A world of masks in Assam’s Majuli island
Harleen Gurunay Majithia
Throughout the world, masks have been used in rituals and festivities. While the West has its masquerade parties, India, too, has a unique cultural legacy of masks and mask making. Majuli island on the Brahmaputra river in Assam has carved a special place for itself among culture aficionados across the world, especially for its craft of mask-making.
The island can be accessed by ferries via Jorhat city. The dock on the island gives it a barren and desolate look, but do not fall for this mirage because as you wheel inside, Majuli welcomes you with its greenery and offers you the colours, tastes, music, art and traditions of Assam and its tribal communities, especially if you visit it during the festive season around Dasehra and Diwali. Inside Majuli, the island can be best enjoyed on bicycles and bikes. The rustic thatched bamboo huts in traditional Mishing style on the riverside or in the fields create picturesque views. As you traverse through Majuli, the everyday agrarian life is worth observing. Homestays are popular on the island where freshly brewed rice beer and delicacies like porang apin (rice cooked in tora leaves) and pamnam (fish baked in banana leaves) offer new experiences to the palate.
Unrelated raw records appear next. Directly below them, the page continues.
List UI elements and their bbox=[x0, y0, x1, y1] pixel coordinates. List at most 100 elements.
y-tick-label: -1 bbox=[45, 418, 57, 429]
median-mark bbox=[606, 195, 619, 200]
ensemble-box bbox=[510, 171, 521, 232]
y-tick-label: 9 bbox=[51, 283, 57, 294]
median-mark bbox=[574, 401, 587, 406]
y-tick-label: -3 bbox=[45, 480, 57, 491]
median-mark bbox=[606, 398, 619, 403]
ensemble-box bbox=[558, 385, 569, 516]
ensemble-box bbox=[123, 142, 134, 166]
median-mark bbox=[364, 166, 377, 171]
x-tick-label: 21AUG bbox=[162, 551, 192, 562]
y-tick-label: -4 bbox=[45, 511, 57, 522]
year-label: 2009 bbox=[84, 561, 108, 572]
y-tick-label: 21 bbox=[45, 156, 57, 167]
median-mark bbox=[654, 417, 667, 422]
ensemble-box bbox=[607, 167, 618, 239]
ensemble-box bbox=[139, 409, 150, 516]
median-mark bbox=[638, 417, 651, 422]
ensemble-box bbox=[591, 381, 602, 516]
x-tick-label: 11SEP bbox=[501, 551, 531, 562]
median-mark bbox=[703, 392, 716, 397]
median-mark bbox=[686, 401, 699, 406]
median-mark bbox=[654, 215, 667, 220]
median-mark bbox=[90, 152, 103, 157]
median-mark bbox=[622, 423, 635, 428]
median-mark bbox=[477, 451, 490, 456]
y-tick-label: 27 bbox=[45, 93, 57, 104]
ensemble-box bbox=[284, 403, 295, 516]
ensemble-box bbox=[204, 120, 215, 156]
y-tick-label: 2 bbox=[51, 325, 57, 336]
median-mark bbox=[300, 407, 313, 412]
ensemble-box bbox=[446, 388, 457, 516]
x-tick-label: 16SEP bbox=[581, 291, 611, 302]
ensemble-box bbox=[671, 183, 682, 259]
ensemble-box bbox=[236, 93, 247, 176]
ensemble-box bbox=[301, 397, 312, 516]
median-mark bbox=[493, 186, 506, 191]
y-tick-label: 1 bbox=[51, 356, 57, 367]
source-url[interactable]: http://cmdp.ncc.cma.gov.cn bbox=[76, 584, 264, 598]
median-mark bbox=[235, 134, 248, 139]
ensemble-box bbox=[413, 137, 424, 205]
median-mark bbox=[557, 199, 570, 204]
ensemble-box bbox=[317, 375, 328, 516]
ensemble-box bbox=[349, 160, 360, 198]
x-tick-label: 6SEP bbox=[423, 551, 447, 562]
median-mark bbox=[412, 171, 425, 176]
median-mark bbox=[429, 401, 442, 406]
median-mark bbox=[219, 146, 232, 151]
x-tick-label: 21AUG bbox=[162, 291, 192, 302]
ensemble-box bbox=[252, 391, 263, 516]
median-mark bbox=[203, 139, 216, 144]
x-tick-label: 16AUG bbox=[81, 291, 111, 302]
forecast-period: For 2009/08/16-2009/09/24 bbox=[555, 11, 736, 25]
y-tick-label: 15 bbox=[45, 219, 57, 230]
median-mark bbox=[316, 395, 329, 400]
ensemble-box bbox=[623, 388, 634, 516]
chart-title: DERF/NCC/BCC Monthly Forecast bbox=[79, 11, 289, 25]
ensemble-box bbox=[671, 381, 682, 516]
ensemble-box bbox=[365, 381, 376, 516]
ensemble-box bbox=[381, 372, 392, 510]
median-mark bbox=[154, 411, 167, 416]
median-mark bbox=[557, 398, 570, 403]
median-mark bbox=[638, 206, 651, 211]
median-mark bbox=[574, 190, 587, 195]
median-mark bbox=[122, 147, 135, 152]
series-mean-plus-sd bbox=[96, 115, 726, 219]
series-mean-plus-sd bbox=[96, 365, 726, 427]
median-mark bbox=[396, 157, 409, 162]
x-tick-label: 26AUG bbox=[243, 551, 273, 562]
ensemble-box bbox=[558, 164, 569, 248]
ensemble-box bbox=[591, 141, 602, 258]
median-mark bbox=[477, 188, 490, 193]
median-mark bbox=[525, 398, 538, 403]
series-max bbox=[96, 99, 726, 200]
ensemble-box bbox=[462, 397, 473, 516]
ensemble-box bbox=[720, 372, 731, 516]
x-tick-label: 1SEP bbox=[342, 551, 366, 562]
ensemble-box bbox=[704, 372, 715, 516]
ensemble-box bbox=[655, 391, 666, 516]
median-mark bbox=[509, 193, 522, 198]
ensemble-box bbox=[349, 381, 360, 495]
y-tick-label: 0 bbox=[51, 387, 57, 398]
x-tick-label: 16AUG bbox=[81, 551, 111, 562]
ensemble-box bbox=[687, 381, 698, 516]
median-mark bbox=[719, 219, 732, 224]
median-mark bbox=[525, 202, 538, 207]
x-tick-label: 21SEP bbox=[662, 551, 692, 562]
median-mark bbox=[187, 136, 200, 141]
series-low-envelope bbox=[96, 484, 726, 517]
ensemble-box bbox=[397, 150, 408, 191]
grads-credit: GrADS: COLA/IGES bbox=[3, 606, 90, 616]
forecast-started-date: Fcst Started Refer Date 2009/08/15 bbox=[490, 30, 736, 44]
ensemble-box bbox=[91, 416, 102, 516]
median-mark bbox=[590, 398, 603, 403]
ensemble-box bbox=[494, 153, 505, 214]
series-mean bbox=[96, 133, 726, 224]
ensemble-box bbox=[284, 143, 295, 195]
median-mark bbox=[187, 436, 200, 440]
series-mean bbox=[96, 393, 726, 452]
The island of Majuli is also the seat of neo-Vaishnavite culture of Assam that houses Satras or monasteries. These are said to have been established by Mahapurush Sankardeva in the late 15th century. Fine details on the decorative wood panels on some ancient Satras represent tribal art, folk culture and heritage of the Ahom kingdom. The Satras are important centres of traditional performing arts. Each Satra has a distinct identity and serves as a sanctorum to a different art form. For instance, the Auniati Satra stores ancient artefacts and is famous for traditional Mishing tribal dances and paalnaam, a congregational prayer. The Dakhinpat and Garamur Satras stage theatre performances raas leela and bhaonas, which make use of dramatic masks. The renowned among these is Samaguri Satra that has brought Majuli to the foreground for its art of mask-making with some of its remarkable folk creations also being exhibited in the Victoria & Albert Museum in London.
Use of indigenous material
What differentiates these masks from other folk masks across the country is that these are made from indigenous material of the island and not Plaster of Paris, and without the use of synthetic colour. Special attention is paid to intricate details and technicality (newer kinds of masks have movable jaws, making dialogue delivery easier). The traditional art of making masks is passed down from father to son or from the guru or teacher at the Satra to the students.
The technique involves making a three-dimensional bamboo framework onto which clay-dipped pieces of cloth are plastered. After drying it, a mix of clay and cowdung is layered on it. This helps to add detail and give depth to the mask. Jute fibres and water hyacinth are used for beard, moustaches and hair. Once the mask is complete, a kordhoni (bamboo file) is used to burnish the mask. And finally, drama is added to the masks with deft painting. The mask-makers of Majuli prefer using vegetable dyes and colours derived from hengul (red) and hentul (yellow) stones.
Three different types of masks are made. The Mukha bhaona covers the face, Lotokoi, which is bigger in size, extends to the chest and Cho Mukha is a head and body mask. The masks are made exactly the way luminary Sankardeva described the characters in his Ankitya Natya from which bhaonas have emerged. These bamboo masks are light in weight and comfortable for the performers to wear. It takes approximately 10 to 15 days to make the mask.
When you visit this Satra, faces of gods, goddesses, demons, fiends, ogres and all kinds of otherworldly characters with raised brows and flared nostrils from Indian mythology and folklore, as attendees either smiling or scoffing at you, will spice up your visit to the otherwise peaceful Majuli.
Fact File
How to reach: It is a 15-km-drive from the city of Jorhat to Nimati Ghat from where the island of Majuli can be accessed through ferries. If you’re in luck, you can catch a glimpse of the beautiful sunrise and sunset (although ferries generally start by 8 am and end by 4 pm; the timing varies according to season).
Best time to travel: The island is open throughout the year but October and November are the best time to experience the island in its vibrancy and festivity.
where to stay: There are many hotels and homestays here. The Satras also offer guesthouses to devotees and tourists.
What else to do: Majuli is a birdwatcher’s delight. One can spot rare species of migratory birds, which arrive here in winter.